I’ve recently started playing Guild Wars 2 again…and it’s left me wondering why I ever stopped. Arenanet has truly created something special here, and if you’ve ever considered yourself a fan of MMORPGs, you owe it to yourself to give it a try. Hell, try it out even if you aren’t much of an MMO buff (though I question how you managed to find your way here, if that’s the case). It’s just that fantastic.
One of the most impressive things I’ve seen Arenanet do with their game involves something known as the Living World Updates. Basically, every two weeks, there will be a new ‘storyline’ event that’ll change the face of Tyria. Just recently, the villain known as Scarlet Briar took an army of mechanical monstrosities and laid waste to Lion’s Arch – one of the biggest quest and market hubs in the game. After the smoke settled and Scarlet Briar was defeated, the players noticed something very strange – although reconstruction efforts had already begun, Lion’s Arch was still in ruins.
Unlike many modern MMOs, which feature static, ever-repeating world events, Arenanet has instituted end-game content that truly allows players to participate in the history of Tyria – and affect it, as well.

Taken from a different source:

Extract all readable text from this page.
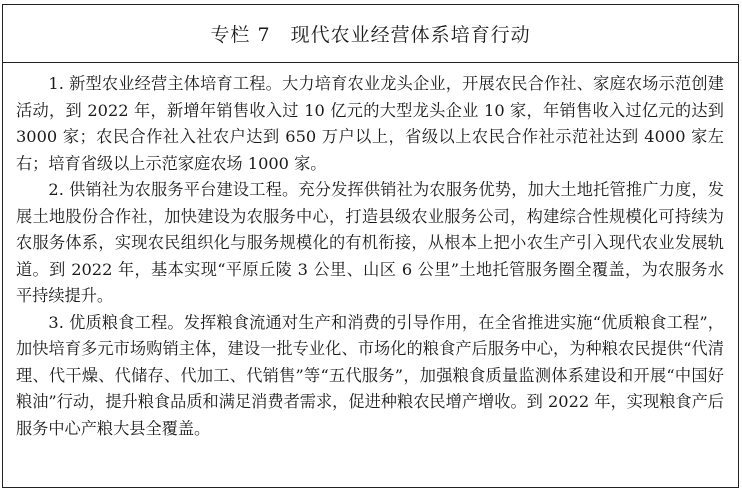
专栏 7 现代农业经营体系培育行动

1. 新型农业经营主体培育工程。大力培育农业龙头企业，开展农民合作社、家庭农场示范创建活动，到 2022 年，新增年销售收入过 10 亿元的大型龙头企业 10 家，年销售收入过亿元的达到 3000 家；农民合作社入社农户达到 650 万户以上，省级以上农民合作社示范社达到 4000 家左右；培育省级以上示范家庭农场 1000 家。

2. 供销社为农服务平台建设工程。充分发挥供销社为农服务优势，加大土地托管推广力度，发展土地股份合作社，加快建设为农服务中心，打造县级农业服务公司，构建综合性规模化可持续为农服务体系，实现农民组织化与服务规模化的有机衔接，从根本上把小农生产引入现代农业发展轨道。到 2022 年，基本实现“平原丘陵 3 公里、山区 6 公里”土地托管服务圈全覆盖，为农服务水平持续提升。

3. 优质粮食工程。发挥粮食流通对生产和消费的引导作用，在全省推进实施“优质粮食工程”，加快培育多元市场购销主体，建设一批专业化、市场化的粮食产后服务中心，为种粮农民提供“代清理、代干燥、代储存、代加工、代销售”等“五代服务”，加强粮食质量监测体系建设和开展“中国好粮油”行动，提升粮食品质和满足消费者需求，促进种粮农民增产增收。到 2022 年，实现粮食产后服务中心产粮大县全覆盖。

You can customize everything about your character’s looks – and I do mean pretty near everything. Don’t like how a particular piece of armor looks? Transmute it so it looks identical to a more appealing piece of gear. Want to change the color of your equipment? You can do so easily, with a selection of dies shared by all characters on your account. On top of that, every armor and skin you collect will be saved to a Wardrobe page – meaning you can completely tweak your character to give them a look that’s unique to them.
Jeremy Soule has always been one of my favorite video game composers, and he’s totally outdone himself with Guild Wars 2. Honestly, I don’t even need to write anything here. Just…listen.
I have but one thing to say here: World vs World PvP. While Guild Wars 2 does feature a cadre of more traditional modes, the best thing about the game’s PvP is without a doubt its World vs. World mode, which brings together several hundred players onto a single PvP map where they can siege one another’s fortresses, interfere with supply caravans, destroy siege camps, and pretty much participate in the closest thing to a real-world medieval war most players will ever see. Having played a couple games myself, it’s downright incredible.
The best part about Guild Wars 2, though? There’s absolutely no pressure for you to play. Since it doesn’t require a subscription, you don’t need to feel obligated to put in hours to get your money’s worth. You can simply play whenever’s convenient to you – a feature that a lot of MMORPGs really don’t share.